Discurso misántropo, Libro I

A veces parece como si la parte más profunda de la naturaleza humana fuera estar en guerra. Guerra con los otros, con la Tierra y con los otros seres vivos. Guerra con las ideas, entre los hombres, entre las razas y entre las naciones. Guerra con los del otro sexo, con la familia, con los hermanos, con los de diferente condición. Vaya, guerra hasta con uno mismo, contra lo que uno mismo es.
Tan es así, que nos sentimos con ánimo de luchar con el enemigo que ya no está, que pereció o sencillamente se fue a pelear otras batallas. La guerra es el juego más tonto que sabemos jugar y, sin embargo, el que con más facilidad nos atrapa. La guerra: el juego que mejor sabemos jugar.
Después de todo, los beneficios que obtenemos en este juego no son nada desdeñables. El hombre victorioso siempre tendrá algo que presumir, un bello recuerdo con el cual mirarse al espejo e hinchar su pecho por las mañanas. Y hasta el derrotado encuentra consuelo en su fracaso: su lucha fue la buena, la noble, la honesta y la valiente.
Son sólo instantes fugaces en los que todo hombre descubre en la guerra un sinsentido. Todos caemos, tarde o temprano, en situaciones tremendas en las que odio y muerte aparecen como el más grande de los absurdos.
Como un juego en el que el balón es más grande que la portería, hasta que terminamos por ponchar el balón o zafar la portería de la cancha. Situaciones que hemos tenido a bien en llamar "trágicas", aunque el constante zumbido (o aullido, o graznido) de la vida siempre termine por difuminarlas.
Son pocos los que se han cansado de la guerra y la barbarie, que llevan al extremo su condición trágica. Pero los ha habido: músicos melancólicos, poetas locos y suicidas, amantes jóvenes cuyas vidas terminan recién comenzadas. Algo curiosísimo sucede entonces, pues parece como si, al perder el apetito por la guerra, estos hombres y mujeres hubiesen perdido también el interés por la vida.

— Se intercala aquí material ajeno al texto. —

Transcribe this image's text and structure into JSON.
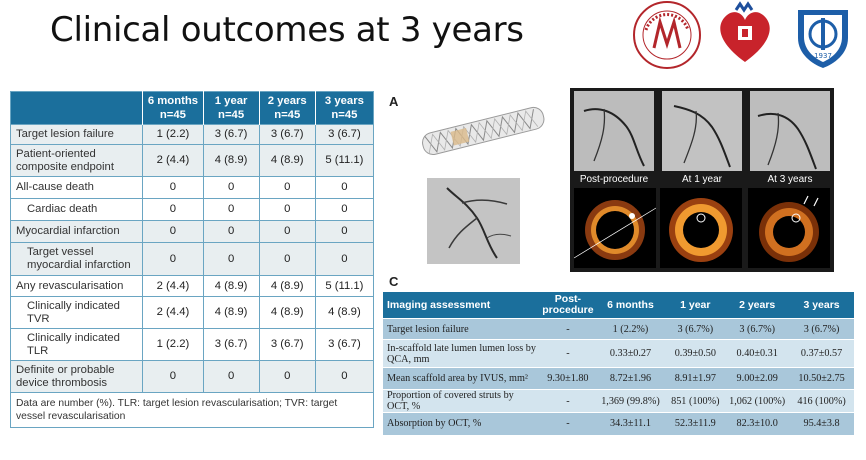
{
  "title": "Clinical outcomes at 3 years",
  "logos": [
    {
      "name": "hospital-seal",
      "text": "国家心血管病中心 · 阜外医院"
    },
    {
      "name": "heart-emblem",
      "text": ""
    },
    {
      "name": "university-shield",
      "text": "1937"
    }
  ],
  "table1": {
    "headers": [
      {
        "l1": "",
        "l2": ""
      },
      {
        "l1": "6 months",
        "l2": "n=45"
      },
      {
        "l1": "1 year",
        "l2": "n=45"
      },
      {
        "l1": "2 years",
        "l2": "n=45"
      },
      {
        "l1": "3 years",
        "l2": "n=45"
      }
    ],
    "rows": [
      {
        "label": "Target lesion failure",
        "values": [
          "1 (2.2)",
          "3 (6.7)",
          "3 (6.7)",
          "3 (6.7)"
        ]
      },
      {
        "label": "Patient-oriented composite endpoint",
        "values": [
          "2 (4.4)",
          "4 (8.9)",
          "4 (8.9)",
          "5 (11.1)"
        ]
      },
      {
        "label": "All-cause death",
        "values": [
          "0",
          "0",
          "0",
          "0"
        ]
      },
      {
        "label": "Cardiac death",
        "values": [
          "0",
          "0",
          "0",
          "0"
        ]
      },
      {
        "label": "Myocardial infarction",
        "values": [
          "0",
          "0",
          "0",
          "0"
        ]
      },
      {
        "label": "Target vessel myocardial infarction",
        "values": [
          "0",
          "0",
          "0",
          "0"
        ]
      },
      {
        "label": "Any revascularisation",
        "values": [
          "2 (4.4)",
          "4 (8.9)",
          "4 (8.9)",
          "5 (11.1)"
        ]
      },
      {
        "label": "Clinically indicated TVR",
        "values": [
          "2 (4.4)",
          "4 (8.9)",
          "4 (8.9)",
          "4 (8.9)"
        ]
      },
      {
        "label": "Clinically indicated TLR",
        "values": [
          "1 (2.2)",
          "3 (6.7)",
          "3 (6.7)",
          "3 (6.7)"
        ]
      },
      {
        "label": "Definite or probable device thrombosis",
        "values": [
          "0",
          "0",
          "0",
          "0"
        ]
      }
    ],
    "footnote": "Data are number (%). TLR: target lesion revascularisation; TVR: target vessel revascularisation"
  },
  "panels": {
    "a": "A",
    "b": "B",
    "c": "C",
    "b_captions": [
      "Post-procedure",
      "At 1 year",
      "At 3 years"
    ]
  },
  "table2": {
    "headers": [
      "Imaging assessment",
      "Post-procedure",
      "6 months",
      "1 year",
      "2 years",
      "3 years"
    ],
    "rows": [
      {
        "label": "Target lesion failure",
        "values": [
          "-",
          "1 (2.2%)",
          "3 (6.7%)",
          "3 (6.7%)",
          "3 (6.7%)"
        ]
      },
      {
        "label": "In-scaffold late lumen lumen loss by QCA, mm",
        "values": [
          "-",
          "0.33±0.27",
          "0.39±0.50",
          "0.40±0.31",
          "0.37±0.57"
        ]
      },
      {
        "label": "Mean scaffold area by IVUS, mm²",
        "values": [
          "9.30±1.80",
          "8.72±1.96",
          "8.91±1.97",
          "9.00±2.09",
          "10.50±2.75"
        ]
      },
      {
        "label": "Proportion of covered struts by OCT, %",
        "values": [
          "-",
          "1,369 (99.8%)",
          "851 (100%)",
          "1,062 (100%)",
          "416 (100%)"
        ]
      },
      {
        "label": "Absorption by OCT, %",
        "values": [
          "-",
          "34.3±11.1",
          "52.3±11.9",
          "82.3±10.0",
          "95.4±3.8"
        ]
      }
    ]
  },
  "colors": {
    "header": "#1b6f9c",
    "row_shade": "#e8eef0",
    "t2_dark": "#a9c7da",
    "t2_light": "#d3e4ee"
  }
}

miércoles, 25 de noviembre de 2009

HenRedUs (nosotros las gallinas rojas)

Viento. La hoja no cae, se levanta.
Grito estruendoso, bajo el agua.
Tatuaje de Sol en piel extraña.
Angustia volátil entre aromas de hotcakes y miel.

Orejitas finas y un perfil que te da media espalda.
Vidas encriptadas en miradas bajas y palabras enredadas.
Aprendan ya que para los temblores bastan un par de labios que se separan,
una pupila que se enciende y un cuello que se sonroja.

¿Quieren saber un secreto? Lo que más le costó a la humanidad fue poder amar.